Kylian s'est marié avec Anna il y a bientôt un an. Je n'ai même pas pu venir au mariage car j'étais en concert. Même en essayant de négocier avec Jason, ça n'a pas été possible : vingt milles personnes attendaient mes performances et le mariage de mon ami passait en dernier sur la longue liste de mes obligations... C'est une chose que je regrette amèrement. C'était important pour moi, mais mon emploi du temps ne me l'a pas permis comme souvent.
Tout le monde profite des amuse-bouches déposés la table en verre tandis que je bois mon verre d'alcool en silence.
- On attend quoi pour manger ? soufflé-je, las d'attendre
- Kelsey. Elle nous a dit qu'elle aura un peu de retard.
- Si tu demandes c'est la meilleure amie d'Anna.
Je reste un instant stoïque comme si plus rien ne répondait. Mon système nerveux n'arrive plus à trier les informations qui me sont données. Qui est la fille qu'ils ont invitée ? J'espère juste que ce n'est pas une fan en chaleur qui va m'énerver...
- Dis-moi qu'elle ne va pas me sauter dessus.
- Ça risque pas ! Kelsey ne juge que par elle-même, et crois-moi, elle n'est pas fan de toi. C'est une vraie tête de mûle. Souffle le père de Kylian.
Kelsey ? C'est quelle genre de personne ? Et puis personne ne juge par soi-même, ça n'existe pas on juge grâce aux conneries des médias.

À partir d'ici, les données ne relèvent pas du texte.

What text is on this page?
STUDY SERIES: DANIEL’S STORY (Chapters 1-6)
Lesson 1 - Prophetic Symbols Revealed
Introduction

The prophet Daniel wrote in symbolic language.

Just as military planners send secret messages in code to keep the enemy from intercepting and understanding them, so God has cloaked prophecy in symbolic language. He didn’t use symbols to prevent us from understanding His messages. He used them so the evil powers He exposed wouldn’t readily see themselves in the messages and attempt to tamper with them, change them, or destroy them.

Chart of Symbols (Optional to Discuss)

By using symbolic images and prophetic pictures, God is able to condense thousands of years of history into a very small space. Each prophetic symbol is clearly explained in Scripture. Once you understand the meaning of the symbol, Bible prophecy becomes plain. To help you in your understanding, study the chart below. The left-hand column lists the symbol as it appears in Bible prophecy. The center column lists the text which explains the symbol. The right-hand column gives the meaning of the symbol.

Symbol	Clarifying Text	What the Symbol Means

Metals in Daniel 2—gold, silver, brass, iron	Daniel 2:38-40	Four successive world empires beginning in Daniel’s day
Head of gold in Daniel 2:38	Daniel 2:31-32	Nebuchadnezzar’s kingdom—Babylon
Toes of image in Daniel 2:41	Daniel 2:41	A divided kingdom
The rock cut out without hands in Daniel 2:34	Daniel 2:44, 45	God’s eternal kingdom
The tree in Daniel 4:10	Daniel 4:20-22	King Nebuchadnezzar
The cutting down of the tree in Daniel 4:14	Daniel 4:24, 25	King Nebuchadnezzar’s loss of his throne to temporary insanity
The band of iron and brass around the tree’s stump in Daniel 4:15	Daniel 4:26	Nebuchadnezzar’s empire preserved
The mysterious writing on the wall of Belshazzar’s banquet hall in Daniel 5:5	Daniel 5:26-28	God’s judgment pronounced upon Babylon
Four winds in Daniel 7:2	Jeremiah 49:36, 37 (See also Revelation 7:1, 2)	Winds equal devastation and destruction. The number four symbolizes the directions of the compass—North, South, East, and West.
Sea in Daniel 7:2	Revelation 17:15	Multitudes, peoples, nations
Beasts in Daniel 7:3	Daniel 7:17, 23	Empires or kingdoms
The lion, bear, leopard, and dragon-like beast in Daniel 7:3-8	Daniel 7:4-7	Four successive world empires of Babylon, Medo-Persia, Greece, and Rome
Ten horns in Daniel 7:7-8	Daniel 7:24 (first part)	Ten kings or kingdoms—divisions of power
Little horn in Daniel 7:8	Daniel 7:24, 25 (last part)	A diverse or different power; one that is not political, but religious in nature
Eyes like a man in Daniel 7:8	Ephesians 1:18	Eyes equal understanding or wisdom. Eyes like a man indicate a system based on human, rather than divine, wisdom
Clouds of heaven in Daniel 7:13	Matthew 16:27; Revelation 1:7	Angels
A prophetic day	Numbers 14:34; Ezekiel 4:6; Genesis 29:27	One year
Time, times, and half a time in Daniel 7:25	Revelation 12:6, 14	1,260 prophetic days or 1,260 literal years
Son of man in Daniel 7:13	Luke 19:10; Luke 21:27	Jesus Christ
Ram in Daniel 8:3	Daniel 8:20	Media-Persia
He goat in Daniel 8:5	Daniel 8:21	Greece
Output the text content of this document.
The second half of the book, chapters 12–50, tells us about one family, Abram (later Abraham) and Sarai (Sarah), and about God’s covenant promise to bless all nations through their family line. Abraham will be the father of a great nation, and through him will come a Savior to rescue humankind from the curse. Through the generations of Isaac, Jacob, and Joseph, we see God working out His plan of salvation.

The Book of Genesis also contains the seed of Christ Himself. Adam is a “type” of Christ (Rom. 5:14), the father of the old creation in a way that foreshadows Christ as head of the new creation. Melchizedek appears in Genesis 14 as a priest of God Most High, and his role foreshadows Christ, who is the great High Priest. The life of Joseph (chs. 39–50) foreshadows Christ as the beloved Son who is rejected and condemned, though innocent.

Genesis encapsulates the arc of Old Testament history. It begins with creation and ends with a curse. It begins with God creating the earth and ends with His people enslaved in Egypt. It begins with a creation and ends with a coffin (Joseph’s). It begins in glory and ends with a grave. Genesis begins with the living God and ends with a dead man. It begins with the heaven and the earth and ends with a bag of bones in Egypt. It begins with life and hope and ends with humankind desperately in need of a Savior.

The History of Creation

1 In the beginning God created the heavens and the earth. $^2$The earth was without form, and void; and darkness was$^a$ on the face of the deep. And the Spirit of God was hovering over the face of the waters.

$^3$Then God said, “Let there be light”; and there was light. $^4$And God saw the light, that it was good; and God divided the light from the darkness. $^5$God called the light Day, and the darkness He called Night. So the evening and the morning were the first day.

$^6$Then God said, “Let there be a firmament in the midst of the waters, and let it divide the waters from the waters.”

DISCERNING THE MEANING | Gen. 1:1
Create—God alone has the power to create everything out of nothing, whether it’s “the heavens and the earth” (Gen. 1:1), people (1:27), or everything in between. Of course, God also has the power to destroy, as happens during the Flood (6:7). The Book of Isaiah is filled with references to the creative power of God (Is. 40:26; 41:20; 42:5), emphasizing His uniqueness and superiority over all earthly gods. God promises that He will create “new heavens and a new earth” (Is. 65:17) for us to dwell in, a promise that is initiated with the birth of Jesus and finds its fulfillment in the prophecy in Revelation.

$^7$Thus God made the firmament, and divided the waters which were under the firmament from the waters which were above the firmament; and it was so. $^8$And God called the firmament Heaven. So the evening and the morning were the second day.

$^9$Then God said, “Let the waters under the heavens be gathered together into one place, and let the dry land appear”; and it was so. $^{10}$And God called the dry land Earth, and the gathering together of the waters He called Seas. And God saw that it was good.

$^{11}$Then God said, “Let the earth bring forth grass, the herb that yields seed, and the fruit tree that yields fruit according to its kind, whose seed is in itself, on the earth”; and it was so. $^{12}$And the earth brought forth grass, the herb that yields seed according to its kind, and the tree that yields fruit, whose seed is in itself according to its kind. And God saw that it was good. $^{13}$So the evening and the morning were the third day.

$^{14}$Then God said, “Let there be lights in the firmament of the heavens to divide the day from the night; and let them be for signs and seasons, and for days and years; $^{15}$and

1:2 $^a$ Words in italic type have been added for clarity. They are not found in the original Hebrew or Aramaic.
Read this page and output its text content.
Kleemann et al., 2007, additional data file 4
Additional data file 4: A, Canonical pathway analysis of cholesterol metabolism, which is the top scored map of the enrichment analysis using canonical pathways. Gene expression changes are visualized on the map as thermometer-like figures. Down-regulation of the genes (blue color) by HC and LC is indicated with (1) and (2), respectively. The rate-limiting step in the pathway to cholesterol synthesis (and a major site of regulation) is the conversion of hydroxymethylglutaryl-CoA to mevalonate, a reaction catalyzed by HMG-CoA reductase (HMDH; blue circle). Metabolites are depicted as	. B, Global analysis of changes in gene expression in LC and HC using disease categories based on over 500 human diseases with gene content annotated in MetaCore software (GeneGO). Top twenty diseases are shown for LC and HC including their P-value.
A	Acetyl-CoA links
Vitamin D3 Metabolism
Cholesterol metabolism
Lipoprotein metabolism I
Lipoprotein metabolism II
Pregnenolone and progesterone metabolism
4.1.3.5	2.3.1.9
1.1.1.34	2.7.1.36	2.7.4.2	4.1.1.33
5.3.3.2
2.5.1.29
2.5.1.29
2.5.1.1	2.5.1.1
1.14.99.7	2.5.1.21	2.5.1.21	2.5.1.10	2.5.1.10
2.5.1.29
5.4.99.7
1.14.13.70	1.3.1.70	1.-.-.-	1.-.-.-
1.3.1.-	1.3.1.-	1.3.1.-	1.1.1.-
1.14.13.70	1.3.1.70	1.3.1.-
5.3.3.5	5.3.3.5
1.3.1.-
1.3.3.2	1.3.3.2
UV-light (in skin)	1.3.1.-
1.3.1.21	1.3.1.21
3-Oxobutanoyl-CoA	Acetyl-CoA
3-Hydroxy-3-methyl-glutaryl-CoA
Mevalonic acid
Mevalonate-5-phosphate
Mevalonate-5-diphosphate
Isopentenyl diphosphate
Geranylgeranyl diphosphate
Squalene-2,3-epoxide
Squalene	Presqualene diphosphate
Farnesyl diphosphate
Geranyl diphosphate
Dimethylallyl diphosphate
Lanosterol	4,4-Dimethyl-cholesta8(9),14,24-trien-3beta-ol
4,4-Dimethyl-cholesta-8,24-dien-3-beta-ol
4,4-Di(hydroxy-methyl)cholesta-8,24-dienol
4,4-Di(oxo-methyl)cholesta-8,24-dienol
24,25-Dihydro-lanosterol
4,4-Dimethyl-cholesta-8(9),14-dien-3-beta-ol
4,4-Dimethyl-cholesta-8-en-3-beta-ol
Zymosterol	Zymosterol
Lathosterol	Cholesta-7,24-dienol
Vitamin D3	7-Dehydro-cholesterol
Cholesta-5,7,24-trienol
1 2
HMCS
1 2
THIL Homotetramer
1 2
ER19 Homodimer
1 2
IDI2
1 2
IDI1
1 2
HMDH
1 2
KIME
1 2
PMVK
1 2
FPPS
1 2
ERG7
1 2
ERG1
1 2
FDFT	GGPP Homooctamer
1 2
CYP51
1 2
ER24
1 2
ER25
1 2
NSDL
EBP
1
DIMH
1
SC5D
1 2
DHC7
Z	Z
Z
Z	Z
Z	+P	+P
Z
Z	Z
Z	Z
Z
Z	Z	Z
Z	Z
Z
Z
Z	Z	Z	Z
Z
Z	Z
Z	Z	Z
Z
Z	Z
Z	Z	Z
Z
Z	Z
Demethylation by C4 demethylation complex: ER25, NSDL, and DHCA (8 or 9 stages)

Comment se fait-il que tout le monde la connaisse et moi non ?
- Attends, tu veux dire quoi par là ?
- Tu verras par toi-même...
Mon ami lève les mains en l'air comme si il n'y est pour rien avant de s'asseoir sur le canapé et de prendre son portable tandis que j'arbore une expression excédée.
- Elle est très charmante, Kels' c'est tout un personnage. surenchérit Camila.
Je prie intérieurement pour que ça se passe bien. Je ne suis pas très gentil voir absolument pas, sauf avec ceux que je connais. On me nomme plus de "vrai connard" et l'assumer totalement est là meilleure chose à faire. J'envoie balader toutes les personnes qui ne me plaisent pas. C'est moi qui ait du pouvoir et non les autres. Eux, sont de simples misérables qui essaient de finir leurs fins de mois alors que je peux vivre plusieurs vies de débauches avec ma fortune et ça rien ne l'égale. C'est une règle : les gens doivent faire ce que moi je veux et quand je le veux, au risque de se prendre mes foudres - et beaucoup savent que je peux détruire toute une vie.
Lorsque j'entends le bruit de la sonnette, mon dos se raidit aussitôt, comme un piquet, ma position est semblable à celle d'une marionnette en bois qu'on a privé de tout mouvement. Anna se lève pour ouvrir et je lance un regard de détresse à mon meilleur ami. Je suis aussi stressé qu'à mon premier concert.